Having a dog is a lot of hard-work, effort, time, and money being spent – it’s taking on responsibility for the wellbeing of a living creature and being aware that you’re the one they look to in every situation.
It can be tough, but the rewards are so worth it – the famous quote from Josh Billings, “A dog is the only thing on earth that loves you more than he loves himself,” is so true, and it stands to reason that the devotion, companionship, laughs, and love they so freely lavish on you should be rewarded in kind.
So, what makes a good dog person? What makes someone a good owner, companion, and carer? Have you ever noticed that dogs are amazing judges of character, and quite often if they dislike a person, there’s good reason for it?
We’ve put together a short list of actions and activities that you can undertake to improve your relationship with your dog, so they can live their best life with you.
1. Consistency is Key: Training isn’t a One-Way Street!
Dogs are pack animals, and they’re used to looking to their owner to determine what they should be doing, and when.
Training isn’t just an activity that gets your dog doing what you want, it’s a vital activity for building a positive relationship with you. As the pack leader, you’re providing them with instruction on how they should behave, what you expect from them, and where they’re allowed to roam.
But training isn’t one-way – as you’re training your dog to behave and meet your expectations, you’re also conditioning them to react to you – your tone of voice, your body language, and your energy.
Using tools such as a dog whistle can help to establish behaviours, because your dog gets used to hearing the specific sound – and it’s not affected by emotion or dramatic changes in tone like the human voice is.
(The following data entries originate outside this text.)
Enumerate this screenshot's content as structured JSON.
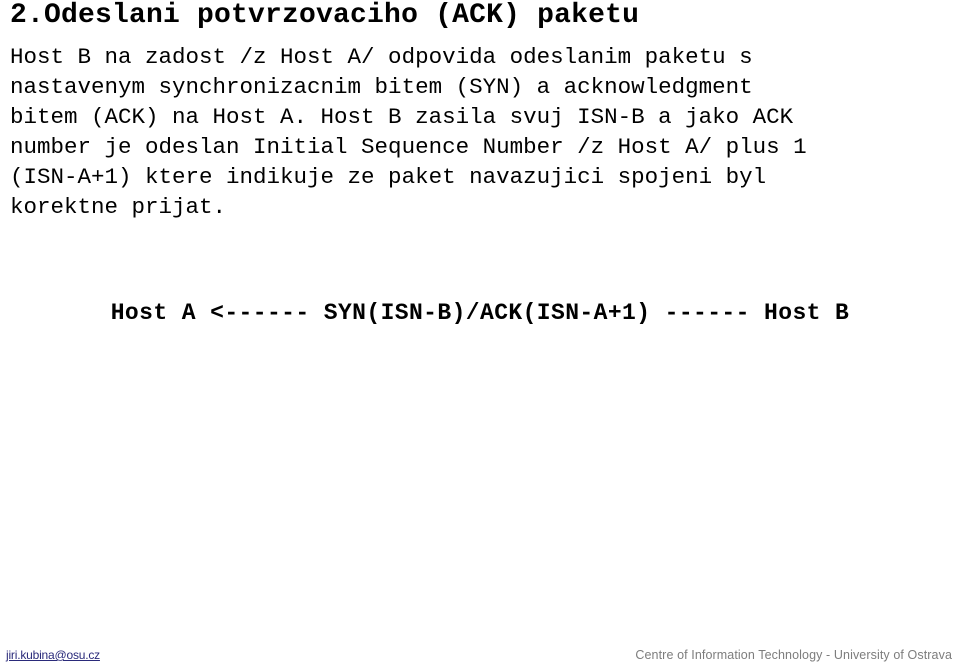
{
  "slide": {
    "title": "2.Odeslani potvrzovaciho (ACK) paketu",
    "body_lines": [
      "Host B na zadost /z Host A/ odpovida odeslanim paketu s",
      "nastavenym synchronizacnim bitem (SYN) a acknowledgment",
      "bitem (ACK) na Host A. Host B zasila svuj ISN-B a jako ACK",
      "number je odeslan Initial Sequence Number /z Host A/ plus 1",
      "(ISN-A+1) ktere indikuje ze paket navazujici spojeni byl",
      "korektne prijat."
    ],
    "diagram": {
      "line": "Host A <------ SYN(ISN-B)/ACK(ISN-A+1) ------ Host B"
    }
  },
  "footer": {
    "email": "jiri.kubina@osu.cz",
    "organization": "Centre of Information Technology - University of Ostrava"
  },
  "colors": {
    "background": "#ffffff",
    "text": "#000000",
    "link": "#2a2a7a",
    "footer_text": "#7d7d7d"
  }
}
When you’re training yourself to work with your dog, you need to consider:
- Tone of voice
- Volume of voice
- Body language
Dogs have incredibly powerful senses, much stronger than any humans, and they will pick up not just on what you say, but how you say it – as well as the way you’re standing, and how you’re moving.
To be a good dog person, you need to remember that your dog is watching you very carefully, and if you’re having a bad day, for example, they’ll see it in how you hold yourself, how you speak, and even how you smell!
2. Food for Thought: What are You Actually Feeding Your Pup?
There are lots of different pet food brands, and plenty of healthy dog treats and trying to determine what’s the best dog food for your companion can be difficult.
But unlike people, who can choose what they want to eat, and generally go and get it when they want – your dog is completely reliant on you to find out what food works for them, what has the best nutritional and health benefits, and ensure that they’re fed (and watered) regularly.
Taking the time to read the ingredients on your dog’s food and their snacks is important, as some brands stuff their products with ‘meat and animal derivatives’ which can range from decent quality meat to the worst quality scraps and otherwise unusable parts.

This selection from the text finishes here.